IMPLEMENTATION CHALLENGES

Sensitivity to policy costs is more significant in developing country mar­kets such as India, China, Brazil, Philippines and Bangladesh than in more developed economies. Thus, a common approach toward renewable energy technologies, seen in developing countries, is to “rationalize de­velopment and deployment strategy” (MNRE 2006) of renewable energy technologies. For instance, India planned in its eleventh Five-Year plan (2007-2012) to install 15,000 MW of grid-connected renewable energy and it was widely believed that this market expansion would be driven by wind, micro-hydro and biomass, as the plan recognized that solar PV would be an option only if the prices come down to levels comparable to micro-hydro.

More recently, the National Solar Mission promoting solar power in India has been launched. The first phase (2009-2013) targets increases in the utility grid power from solar sources, including CSP, by over a 1 GW (ESMAP, 2011a). By 2022, 20 GW of solar capacity is to be added in India. The approach to the renewable energy mix in China, Philippines and Bangladesh represents similar priorities of rationalizing the policy costs. In Brazil, as in other developing countries, the minimal policy cost is ensured via technology-specific and reserve energy auctions (ESMAP, 2011b) as the cheapest renewable energy projects are implemented first.

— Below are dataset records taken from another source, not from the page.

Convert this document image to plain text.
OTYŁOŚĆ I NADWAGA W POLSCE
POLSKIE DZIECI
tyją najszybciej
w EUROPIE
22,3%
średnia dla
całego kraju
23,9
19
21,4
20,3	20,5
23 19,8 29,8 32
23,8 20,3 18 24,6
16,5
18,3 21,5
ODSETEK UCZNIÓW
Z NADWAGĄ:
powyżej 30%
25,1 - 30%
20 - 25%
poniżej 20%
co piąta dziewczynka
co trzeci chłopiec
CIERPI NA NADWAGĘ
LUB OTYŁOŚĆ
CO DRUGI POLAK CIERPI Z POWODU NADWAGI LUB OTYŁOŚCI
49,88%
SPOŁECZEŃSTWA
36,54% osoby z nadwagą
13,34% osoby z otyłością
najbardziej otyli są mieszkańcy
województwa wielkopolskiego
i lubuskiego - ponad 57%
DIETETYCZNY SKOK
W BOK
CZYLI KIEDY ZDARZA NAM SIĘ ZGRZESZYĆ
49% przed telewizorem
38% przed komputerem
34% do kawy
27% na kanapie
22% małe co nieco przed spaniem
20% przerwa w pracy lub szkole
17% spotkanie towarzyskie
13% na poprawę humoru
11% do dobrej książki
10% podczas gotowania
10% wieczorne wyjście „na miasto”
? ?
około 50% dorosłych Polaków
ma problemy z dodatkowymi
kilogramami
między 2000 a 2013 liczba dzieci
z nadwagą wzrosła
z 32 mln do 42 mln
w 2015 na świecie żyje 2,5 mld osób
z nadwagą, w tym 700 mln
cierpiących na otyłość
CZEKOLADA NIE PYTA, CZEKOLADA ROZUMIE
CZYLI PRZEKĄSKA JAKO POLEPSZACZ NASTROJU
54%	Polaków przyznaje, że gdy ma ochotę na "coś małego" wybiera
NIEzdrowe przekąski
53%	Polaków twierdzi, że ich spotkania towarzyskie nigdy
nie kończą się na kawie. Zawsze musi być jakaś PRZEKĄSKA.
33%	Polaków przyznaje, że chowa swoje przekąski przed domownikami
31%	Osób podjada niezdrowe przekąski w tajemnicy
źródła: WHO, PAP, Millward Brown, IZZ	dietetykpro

Solar PV is recognized as serving a niche market that is very important in developing countries—electrification of rural and peri-urban areas that do not yet have access to the electri grid. There are vigorous efforts to ex­pand the market for Solar Home Systems (SHS) as a means toward rural electrification. However, rural and peri-urban areas are characterized by low income households that may not be able to afford solar energy tech­nologies unless they are substantially subsidized. Until now, the approach is to provide subsidies either via government funds or through interna­tional donors. However, a subsidy is a short-term support, not a long-term solution.

CSP and solar water heating are comparatively cheaper than solar PVs. These could be cost competitive with conventional fuels if existing sub­sidies to the latter are reduced or removed. However, fossil fuel subsidies are politically sensitive in many countries and their removal might take time. Thus far, CSP has not found much success in a developing country context. Unlike Solar PV, CSP is limited to utility scale applications and as such is often out of consideration in the traditional utility generation market due to current prices. Thus, developing country governments have adopted a cautious policy approach to this market, focusing more on pilot scale projects, as with grid-connected solar PV. Through its National Solar Mission, India is the first developing country to take a step towards the installation of CSP capacity.

Unlike in electric applications, solar heating applications enjoy limited policy support as instruments like FITs and RPS are not applicable for heating applications. Moreover, it is more difficult to measure and verify solar water heating performance, and so performance-based incentives are harder to enact.